We're talking about unreleased processors, not pentium.. the new low wattage processors from Intel will make this kind of computer a real possibility.
 
FoxyKaye said:
If this is true, I can't wait to see what this would mean for laptops and iMacs - should be some interesting "trickle down" in the next couple years.

Intel claims to have a working quad-core processor in their labs as we speak.

17 multi-core projects in all.
 
Quad processor machines don't make a lot of sense in the days of renderfarms / clusters. There are so few applications that would do anything with that kind of horsepower anyway, that it wouldn't make sense for Apple to release a 4 or 8 processor desktop-- they'd sell you some xServe clusters.

But, the author of the rumor does not say this is an Apple machine, just that they have OS X running on a 4Phy / 8Log processor Intel.
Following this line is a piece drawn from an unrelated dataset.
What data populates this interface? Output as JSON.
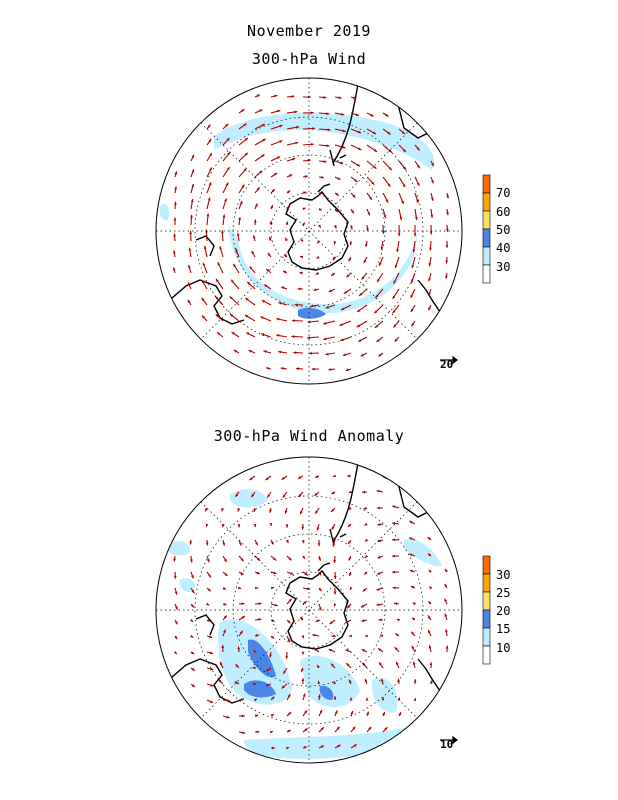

I'd much prefer to have a dual core PB, or a dual core PM. If I need more horsepower for rendering, I can offload it in a cluster.
 
Mr Maui said:
According to Steve when he announced the switch to Intel, they demonstrated how quickly current apps could be ported over to Intel (was it Mathematica?). They also said that older non-Carbon apps would need to be re-written. They provided the application for porting apps to developers at WWDC. That was MONTHS ago. Many major apps, likely including Adobe Suite, etc. have probably been ported and are being worked on already. Rosetta will allow the slower transition apps to continue to run, so I can't agree that this is a valid argument. Sorry.

all apps that run on X have to be either carbon or cocoa, there's no such thing as a non-carbon app on X.
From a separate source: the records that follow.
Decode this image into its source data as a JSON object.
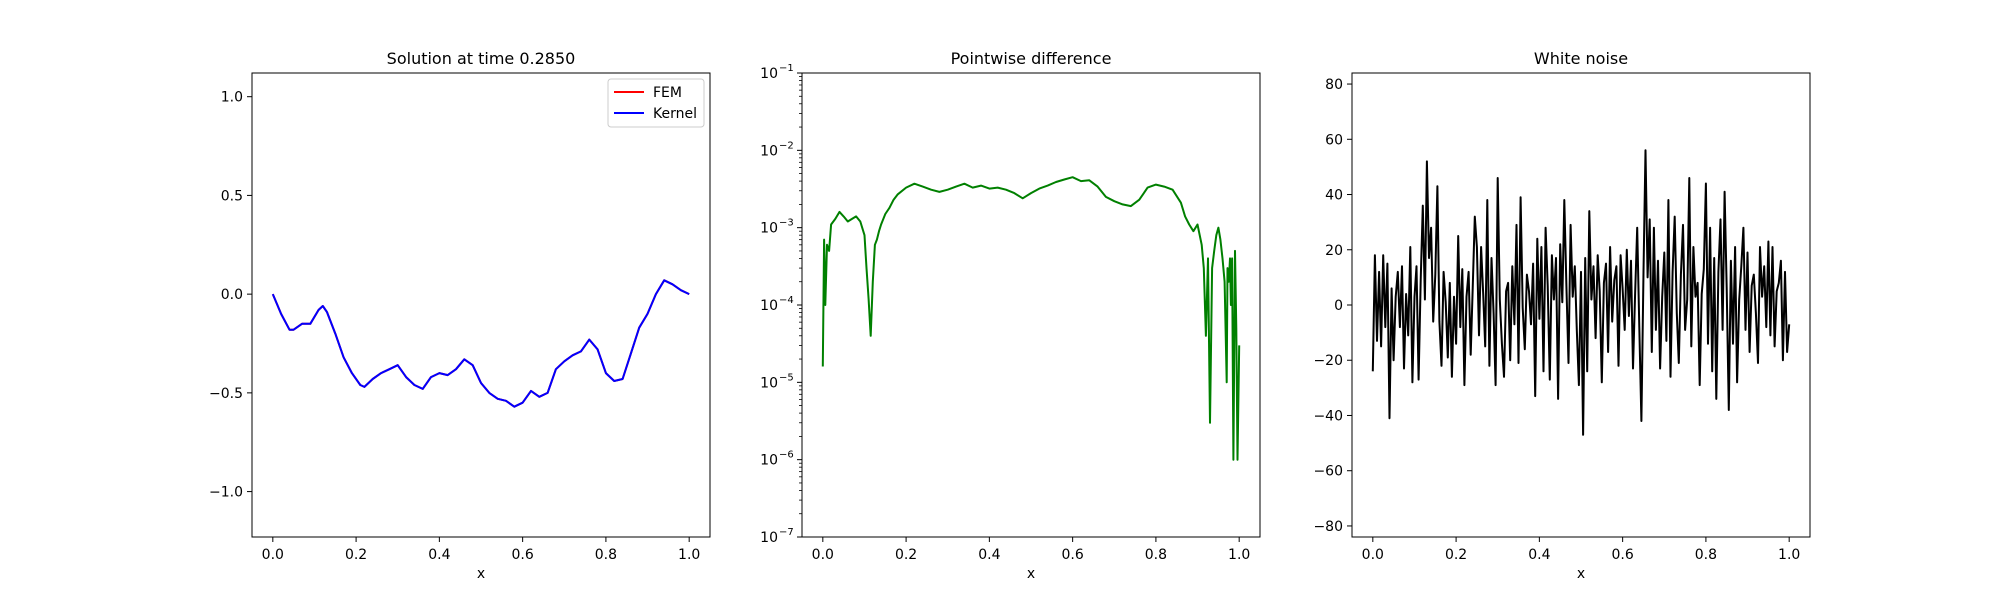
{
  "chart_data": [
    {
      "type": "line",
      "title": "Solution at time 0.2850",
      "xlabel": "x",
      "ylabel": "",
      "xlim": [
        -0.05,
        1.05
      ],
      "ylim": [
        -1.23,
        1.12
      ],
      "yscale": "linear",
      "xticks": [
        0.0,
        0.2,
        0.4,
        0.6,
        0.8,
        1.0
      ],
      "xtick_labels": [
        "0.0",
        "0.2",
        "0.4",
        "0.6",
        "0.8",
        "1.0"
      ],
      "yticks": [
        1.0,
        0.5,
        0.0,
        -0.5,
        -1.0
      ],
      "ytick_labels": [
        "1.0",
        "0.5",
        "0.0",
        "−0.5",
        "−1.0"
      ],
      "legend": "upper right",
      "grid": false,
      "series": [
        {
          "name": "FEM",
          "color": "#ff0000",
          "x": [
            0.0,
            0.02,
            0.04,
            0.05,
            0.07,
            0.09,
            0.11,
            0.12,
            0.13,
            0.15,
            0.17,
            0.19,
            0.21,
            0.22,
            0.24,
            0.26,
            0.28,
            0.3,
            0.32,
            0.34,
            0.36,
            0.38,
            0.4,
            0.42,
            0.44,
            0.46,
            0.48,
            0.5,
            0.52,
            0.54,
            0.56,
            0.58,
            0.6,
            0.62,
            0.64,
            0.66,
            0.68,
            0.7,
            0.72,
            0.74,
            0.76,
            0.78,
            0.8,
            0.82,
            0.84,
            0.86,
            0.88,
            0.9,
            0.92,
            0.94,
            0.96,
            0.98,
            1.0
          ],
          "y": [
            0.0,
            -0.1,
            -0.18,
            -0.18,
            -0.15,
            -0.15,
            -0.08,
            -0.06,
            -0.09,
            -0.2,
            -0.32,
            -0.4,
            -0.46,
            -0.47,
            -0.43,
            -0.4,
            -0.38,
            -0.36,
            -0.42,
            -0.46,
            -0.48,
            -0.42,
            -0.4,
            -0.41,
            -0.38,
            -0.33,
            -0.36,
            -0.45,
            -0.5,
            -0.53,
            -0.54,
            -0.57,
            -0.55,
            -0.49,
            -0.52,
            -0.5,
            -0.38,
            -0.34,
            -0.31,
            -0.29,
            -0.23,
            -0.28,
            -0.4,
            -0.44,
            -0.43,
            -0.3,
            -0.17,
            -0.1,
            0.0,
            0.07,
            0.05,
            0.02,
            0.0
          ]
        },
        {
          "name": "Kernel",
          "color": "#0000ff",
          "x": [
            0.0,
            0.02,
            0.04,
            0.05,
            0.07,
            0.09,
            0.11,
            0.12,
            0.13,
            0.15,
            0.17,
            0.19,
            0.21,
            0.22,
            0.24,
            0.26,
            0.28,
            0.3,
            0.32,
            0.34,
            0.36,
            0.38,
            0.4,
            0.42,
            0.44,
            0.46,
            0.48,
            0.5,
            0.52,
            0.54,
            0.56,
            0.58,
            0.6,
            0.62,
            0.64,
            0.66,
            0.68,
            0.7,
            0.72,
            0.74,
            0.76,
            0.78,
            0.8,
            0.82,
            0.84,
            0.86,
            0.88,
            0.9,
            0.92,
            0.94,
            0.96,
            0.98,
            1.0
          ],
          "y": [
            0.0,
            -0.1,
            -0.18,
            -0.18,
            -0.15,
            -0.15,
            -0.08,
            -0.06,
            -0.09,
            -0.2,
            -0.32,
            -0.4,
            -0.46,
            -0.47,
            -0.43,
            -0.4,
            -0.38,
            -0.36,
            -0.42,
            -0.46,
            -0.48,
            -0.42,
            -0.4,
            -0.41,
            -0.38,
            -0.33,
            -0.36,
            -0.45,
            -0.5,
            -0.53,
            -0.54,
            -0.57,
            -0.55,
            -0.49,
            -0.52,
            -0.5,
            -0.38,
            -0.34,
            -0.31,
            -0.29,
            -0.23,
            -0.28,
            -0.4,
            -0.44,
            -0.43,
            -0.3,
            -0.17,
            -0.1,
            0.0,
            0.07,
            0.05,
            0.02,
            0.0
          ]
        }
      ]
    },
    {
      "type": "line",
      "title": "Pointwise difference",
      "xlabel": "x",
      "ylabel": "",
      "xlim": [
        -0.05,
        1.05
      ],
      "ylim": [
        1e-07,
        0.1
      ],
      "yscale": "log",
      "xticks": [
        0.0,
        0.2,
        0.4,
        0.6,
        0.8,
        1.0
      ],
      "xtick_labels": [
        "0.0",
        "0.2",
        "0.4",
        "0.6",
        "0.8",
        "1.0"
      ],
      "ytick_exponents": [
        -1,
        -2,
        -3,
        -4,
        -5,
        -6,
        -7
      ],
      "ytick_base": "10",
      "grid": false,
      "series": [
        {
          "color": "#008000",
          "x": [
            0.0,
            0.003,
            0.006,
            0.01,
            0.015,
            0.02,
            0.03,
            0.04,
            0.05,
            0.06,
            0.07,
            0.08,
            0.09,
            0.1,
            0.105,
            0.11,
            0.115,
            0.12,
            0.125,
            0.13,
            0.135,
            0.14,
            0.15,
            0.16,
            0.17,
            0.18,
            0.2,
            0.22,
            0.24,
            0.26,
            0.28,
            0.3,
            0.32,
            0.34,
            0.36,
            0.38,
            0.4,
            0.42,
            0.44,
            0.46,
            0.48,
            0.5,
            0.52,
            0.54,
            0.56,
            0.58,
            0.6,
            0.62,
            0.64,
            0.66,
            0.68,
            0.7,
            0.72,
            0.74,
            0.76,
            0.78,
            0.8,
            0.82,
            0.84,
            0.86,
            0.87,
            0.88,
            0.89,
            0.9,
            0.91,
            0.915,
            0.92,
            0.925,
            0.93,
            0.935,
            0.94,
            0.945,
            0.95,
            0.955,
            0.96,
            0.965,
            0.97,
            0.972,
            0.975,
            0.978,
            0.98,
            0.983,
            0.986,
            0.99,
            0.993,
            0.996,
            1.0
          ],
          "y": [
            1.6e-05,
            0.0007,
            0.0001,
            0.0006,
            0.0005,
            0.0011,
            0.0013,
            0.0016,
            0.0014,
            0.0012,
            0.0013,
            0.0014,
            0.0012,
            0.0008,
            0.0003,
            0.00012,
            4e-05,
            0.0002,
            0.0006,
            0.0007,
            0.0009,
            0.0011,
            0.0015,
            0.0018,
            0.0023,
            0.0027,
            0.0033,
            0.0037,
            0.0034,
            0.0031,
            0.0029,
            0.0031,
            0.0034,
            0.0037,
            0.0033,
            0.0035,
            0.0032,
            0.0033,
            0.0031,
            0.0028,
            0.0024,
            0.0028,
            0.0032,
            0.0035,
            0.0039,
            0.0042,
            0.0045,
            0.004,
            0.0041,
            0.0034,
            0.0025,
            0.0022,
            0.002,
            0.0019,
            0.0023,
            0.0033,
            0.0036,
            0.0034,
            0.0031,
            0.0021,
            0.0014,
            0.0011,
            0.0009,
            0.0011,
            0.0006,
            0.0003,
            4e-05,
            0.0004,
            3e-06,
            0.0003,
            0.0005,
            0.0008,
            0.001,
            0.0007,
            0.0004,
            0.0002,
            1e-05,
            0.0003,
            0.0002,
            0.0004,
            0.0001,
            0.0004,
            1e-06,
            0.0005,
            5e-05,
            1e-06,
            3e-05
          ]
        }
      ]
    },
    {
      "type": "line",
      "title": "White noise",
      "xlabel": "x",
      "ylabel": "",
      "xlim": [
        -0.05,
        1.05
      ],
      "ylim": [
        -84,
        84
      ],
      "yscale": "linear",
      "xticks": [
        0.0,
        0.2,
        0.4,
        0.6,
        0.8,
        1.0
      ],
      "xtick_labels": [
        "0.0",
        "0.2",
        "0.4",
        "0.6",
        "0.8",
        "1.0"
      ],
      "yticks": [
        80,
        60,
        40,
        20,
        0,
        -20,
        -40,
        -60,
        -80
      ],
      "ytick_labels": [
        "80",
        "60",
        "40",
        "20",
        "0",
        "−20",
        "−40",
        "−60",
        "−80"
      ],
      "grid": false,
      "series": [
        {
          "color": "#000000",
          "x": [
            0.0,
            0.005,
            0.01,
            0.015,
            0.02,
            0.025,
            0.03,
            0.035,
            0.04,
            0.045,
            0.05,
            0.055,
            0.06,
            0.065,
            0.07,
            0.075,
            0.08,
            0.085,
            0.09,
            0.095,
            0.1,
            0.105,
            0.11,
            0.115,
            0.12,
            0.125,
            0.13,
            0.135,
            0.14,
            0.145,
            0.15,
            0.155,
            0.16,
            0.165,
            0.17,
            0.175,
            0.18,
            0.185,
            0.19,
            0.195,
            0.2,
            0.205,
            0.21,
            0.215,
            0.22,
            0.225,
            0.23,
            0.235,
            0.24,
            0.245,
            0.25,
            0.255,
            0.26,
            0.265,
            0.27,
            0.275,
            0.28,
            0.285,
            0.29,
            0.295,
            0.3,
            0.305,
            0.31,
            0.315,
            0.32,
            0.325,
            0.33,
            0.335,
            0.34,
            0.345,
            0.35,
            0.355,
            0.36,
            0.365,
            0.37,
            0.375,
            0.38,
            0.385,
            0.39,
            0.395,
            0.4,
            0.405,
            0.41,
            0.415,
            0.42,
            0.425,
            0.43,
            0.435,
            0.44,
            0.445,
            0.45,
            0.455,
            0.46,
            0.465,
            0.47,
            0.475,
            0.48,
            0.485,
            0.49,
            0.495,
            0.5,
            0.505,
            0.51,
            0.515,
            0.52,
            0.525,
            0.53,
            0.535,
            0.54,
            0.545,
            0.55,
            0.555,
            0.56,
            0.565,
            0.57,
            0.575,
            0.58,
            0.585,
            0.59,
            0.595,
            0.6,
            0.605,
            0.61,
            0.615,
            0.62,
            0.625,
            0.63,
            0.635,
            0.64,
            0.645,
            0.65,
            0.655,
            0.66,
            0.665,
            0.67,
            0.675,
            0.68,
            0.685,
            0.69,
            0.695,
            0.7,
            0.705,
            0.71,
            0.715,
            0.72,
            0.725,
            0.73,
            0.735,
            0.74,
            0.745,
            0.75,
            0.755,
            0.76,
            0.765,
            0.77,
            0.775,
            0.78,
            0.785,
            0.79,
            0.795,
            0.8,
            0.805,
            0.81,
            0.815,
            0.82,
            0.825,
            0.83,
            0.835,
            0.84,
            0.845,
            0.85,
            0.855,
            0.86,
            0.865,
            0.87,
            0.875,
            0.88,
            0.885,
            0.89,
            0.895,
            0.9,
            0.905,
            0.91,
            0.915,
            0.92,
            0.925,
            0.93,
            0.935,
            0.94,
            0.945,
            0.95,
            0.955,
            0.96,
            0.965,
            0.97,
            0.975,
            0.98,
            0.985,
            0.99,
            0.995,
            1.0
          ],
          "y": [
            -24,
            18,
            -13,
            12,
            -15,
            18,
            -8,
            15,
            -41,
            6,
            -20,
            3,
            12,
            -8,
            14,
            -23,
            4,
            -11,
            21,
            -28,
            3,
            14,
            -27,
            9,
            36,
            2,
            52,
            17,
            28,
            -6,
            11,
            43,
            -6,
            -22,
            12,
            1,
            -19,
            8,
            -26,
            3,
            -14,
            25,
            -8,
            13,
            -29,
            3,
            12,
            -18,
            6,
            32,
            21,
            -11,
            21,
            4,
            -15,
            38,
            -22,
            17,
            -3,
            -29,
            46,
            2,
            -14,
            -26,
            5,
            8,
            -20,
            14,
            -7,
            29,
            -21,
            39,
            -1,
            -16,
            11,
            5,
            -7,
            15,
            -33,
            24,
            -5,
            21,
            -24,
            28,
            7,
            -27,
            18,
            2,
            17,
            -34,
            22,
            1,
            38,
            7,
            -21,
            29,
            3,
            14,
            -9,
            -29,
            12,
            -47,
            17,
            -24,
            34,
            2,
            14,
            -12,
            18,
            5,
            -28,
            8,
            15,
            -17,
            21,
            -6,
            9,
            14,
            -22,
            18,
            6,
            -9,
            20,
            -4,
            16,
            -23,
            4,
            28,
            -8,
            -42,
            12,
            56,
            10,
            31,
            -17,
            28,
            -9,
            16,
            -23,
            3,
            19,
            -13,
            38,
            -26,
            12,
            32,
            -3,
            -21,
            11,
            29,
            -9,
            2,
            46,
            -15,
            21,
            3,
            8,
            -29,
            4,
            13,
            44,
            -14,
            28,
            -24,
            17,
            -34,
            12,
            31,
            -9,
            41,
            6,
            -38,
            16,
            -14,
            21,
            -28,
            2,
            14,
            28,
            -9,
            19,
            -17,
            7,
            11,
            -3,
            -21,
            21,
            3,
            14,
            -8,
            23,
            -11,
            21,
            -15,
            5,
            8,
            16,
            -20,
            12,
            -17,
            -7
          ]
        }
      ]
    }
  ]
}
most major apps that ran on pre-X systems are carbon, not cocoa, meaning the transition is not simple. furthermore most apps were developed in codewarrior not xcode, so not only do these large dev shops have to port code, but also switch development environments.

i suspect we won't see a mactel version of photoshop until CS3 at the very earliest. considering the 18 month product cycle that might even be pushing it and we might have to wait for a CS 3.1 updater.
 
Mr Maui said:
According to Steve when he announced the switch to Intel, they demonstrated how quickly current apps could be ported over to Intel. Many major apps, likely including Adobe Suite, etc. have probably been ported and are being worked on already. Rosetta will allow the slower transition apps to continue to run, so I can't agree that this is a valid argument. Sorry.

Sorry it is a very real and valid arguement.
I guess you don't pay attention to press releases.

Adobe has already come out and said not to expect CS for Intel Mac until at least late 2006 if not sometime in 2007. The CEO for Adobe said that Jobs was down-playing the difficulty of conversion and that it was a very daunting task that would require a lot of man-hours of work.

In addition, Rosetta emulates as a 800 mhz G3. (No Altivec code). Almost every pro app uses Alti-vec code somewhere in it's implementation. Therefore altivec dependant code designed for a G4 & G5 will either run slow or not at all.

Even FCP which should be the first to go Intel native has not yet been converted by Apple. :eek:
 
liketom said:
i think it is fake , 4 cpus ?? what will it cost ,a right rip off i bet

Dual core yes , dual Cpu yes but not quad cpu from apple

May not be fake... Might be someone who put OSX-intel on a 4-processor Xeon. Or it could actually be Apple who is experimenting with multi-processor configs of future chips, or even with Xeons (though I doubt it).